Armstrong traces some of the cultural differences between Clubhouse and Twitter Spaces to their origins.

“It’s also really interesting that Clubhouse grew through really popular people who had massive followings and that sort of stuff,” he says. “Twitter Spaces has grown the complete opposite. They’ve gone out to people who are in minorities — black women was one of their big focus — and that, so they’ve really grown in a completely different way. When you look at how Twitter Spaces has grown, you’ve already got your followers, some people, or you can get them in different ways, but Clubhouse grew through mugging your phone for information.”

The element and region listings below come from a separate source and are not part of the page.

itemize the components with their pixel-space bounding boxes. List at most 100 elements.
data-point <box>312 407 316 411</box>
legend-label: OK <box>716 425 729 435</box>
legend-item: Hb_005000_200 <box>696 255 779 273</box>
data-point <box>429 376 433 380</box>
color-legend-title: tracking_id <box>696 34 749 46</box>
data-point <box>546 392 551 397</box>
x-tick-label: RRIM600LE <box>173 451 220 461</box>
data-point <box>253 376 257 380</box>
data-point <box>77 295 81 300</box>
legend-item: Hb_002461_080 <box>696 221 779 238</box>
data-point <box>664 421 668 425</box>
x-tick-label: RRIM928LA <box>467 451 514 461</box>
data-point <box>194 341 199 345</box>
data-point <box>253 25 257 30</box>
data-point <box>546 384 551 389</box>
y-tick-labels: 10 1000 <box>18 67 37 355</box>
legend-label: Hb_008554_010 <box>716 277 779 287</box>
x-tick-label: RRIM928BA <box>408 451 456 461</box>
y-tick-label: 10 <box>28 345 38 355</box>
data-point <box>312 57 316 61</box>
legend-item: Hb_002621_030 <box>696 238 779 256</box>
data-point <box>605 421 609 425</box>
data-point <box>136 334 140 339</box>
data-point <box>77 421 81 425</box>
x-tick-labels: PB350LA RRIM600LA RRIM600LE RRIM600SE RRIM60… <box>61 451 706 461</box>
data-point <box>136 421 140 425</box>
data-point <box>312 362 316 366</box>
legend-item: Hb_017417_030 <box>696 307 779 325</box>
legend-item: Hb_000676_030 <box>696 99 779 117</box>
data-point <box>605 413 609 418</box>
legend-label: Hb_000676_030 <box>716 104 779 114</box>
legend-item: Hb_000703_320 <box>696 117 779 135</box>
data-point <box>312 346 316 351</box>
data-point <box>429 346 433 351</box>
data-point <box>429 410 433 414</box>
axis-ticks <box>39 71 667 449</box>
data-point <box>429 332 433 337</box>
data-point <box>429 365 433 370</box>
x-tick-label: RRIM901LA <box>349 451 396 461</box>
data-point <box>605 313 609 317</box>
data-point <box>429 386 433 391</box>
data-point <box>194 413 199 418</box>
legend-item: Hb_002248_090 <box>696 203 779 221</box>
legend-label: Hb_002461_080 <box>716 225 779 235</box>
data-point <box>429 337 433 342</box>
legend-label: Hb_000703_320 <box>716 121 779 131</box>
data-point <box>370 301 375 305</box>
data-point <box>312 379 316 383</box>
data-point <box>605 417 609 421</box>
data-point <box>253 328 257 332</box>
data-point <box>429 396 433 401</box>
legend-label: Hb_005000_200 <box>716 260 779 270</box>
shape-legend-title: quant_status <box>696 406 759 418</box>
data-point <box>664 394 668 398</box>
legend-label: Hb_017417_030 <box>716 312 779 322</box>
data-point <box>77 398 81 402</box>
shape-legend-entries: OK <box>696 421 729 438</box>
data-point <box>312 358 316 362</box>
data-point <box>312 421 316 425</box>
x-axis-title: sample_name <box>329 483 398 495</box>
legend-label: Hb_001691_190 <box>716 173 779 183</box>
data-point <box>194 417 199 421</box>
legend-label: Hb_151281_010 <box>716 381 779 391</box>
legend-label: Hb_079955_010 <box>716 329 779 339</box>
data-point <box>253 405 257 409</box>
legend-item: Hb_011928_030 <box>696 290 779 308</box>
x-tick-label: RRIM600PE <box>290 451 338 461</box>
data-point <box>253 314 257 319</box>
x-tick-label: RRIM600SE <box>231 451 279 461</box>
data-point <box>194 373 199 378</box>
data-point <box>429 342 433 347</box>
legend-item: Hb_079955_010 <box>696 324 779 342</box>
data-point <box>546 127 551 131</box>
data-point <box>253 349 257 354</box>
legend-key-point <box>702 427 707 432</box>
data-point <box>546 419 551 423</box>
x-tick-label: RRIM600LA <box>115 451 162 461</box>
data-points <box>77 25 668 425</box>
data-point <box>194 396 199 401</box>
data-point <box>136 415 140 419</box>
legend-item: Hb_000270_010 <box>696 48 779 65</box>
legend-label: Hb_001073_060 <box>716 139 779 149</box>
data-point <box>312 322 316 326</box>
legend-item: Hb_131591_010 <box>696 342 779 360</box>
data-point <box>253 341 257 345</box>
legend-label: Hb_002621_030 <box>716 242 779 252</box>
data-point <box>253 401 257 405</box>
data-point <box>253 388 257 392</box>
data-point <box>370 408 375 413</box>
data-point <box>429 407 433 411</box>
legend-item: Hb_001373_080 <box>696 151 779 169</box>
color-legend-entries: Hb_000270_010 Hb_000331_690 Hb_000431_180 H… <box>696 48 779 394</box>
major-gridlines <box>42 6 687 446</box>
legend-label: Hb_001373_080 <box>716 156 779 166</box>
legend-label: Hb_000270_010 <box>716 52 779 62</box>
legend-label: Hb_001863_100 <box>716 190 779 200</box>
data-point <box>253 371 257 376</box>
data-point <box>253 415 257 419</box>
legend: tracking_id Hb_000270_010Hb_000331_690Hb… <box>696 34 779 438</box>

Part of that might just be the name.

“Clubhouse” implies a club. A club implies exclusivity. And exclusivity was the driver of virality initially: you had to know someone who was in the “club” and who would invite you.

Either way, it’s early days for social audio.

There are more than 30 social audio startups, and no clear and obvious winners with a competitive moat yet. And the biggest player in global social media has yet to enter the space with a competitor. Some see Facebook’s entry as the start of the real battle. And that the winner will be the platform that enables creators to prosper.

“To me the narrative of the competition between [Clubhouse and Twitter Spaces] is false because the competition is between Mark Zuckerberg and Jack Dorsey,” said one participant in the Twitter Space, Francesca.

“The group I think will win will be the group that enables the people who make the platforms interesting gain equity … or revenue.”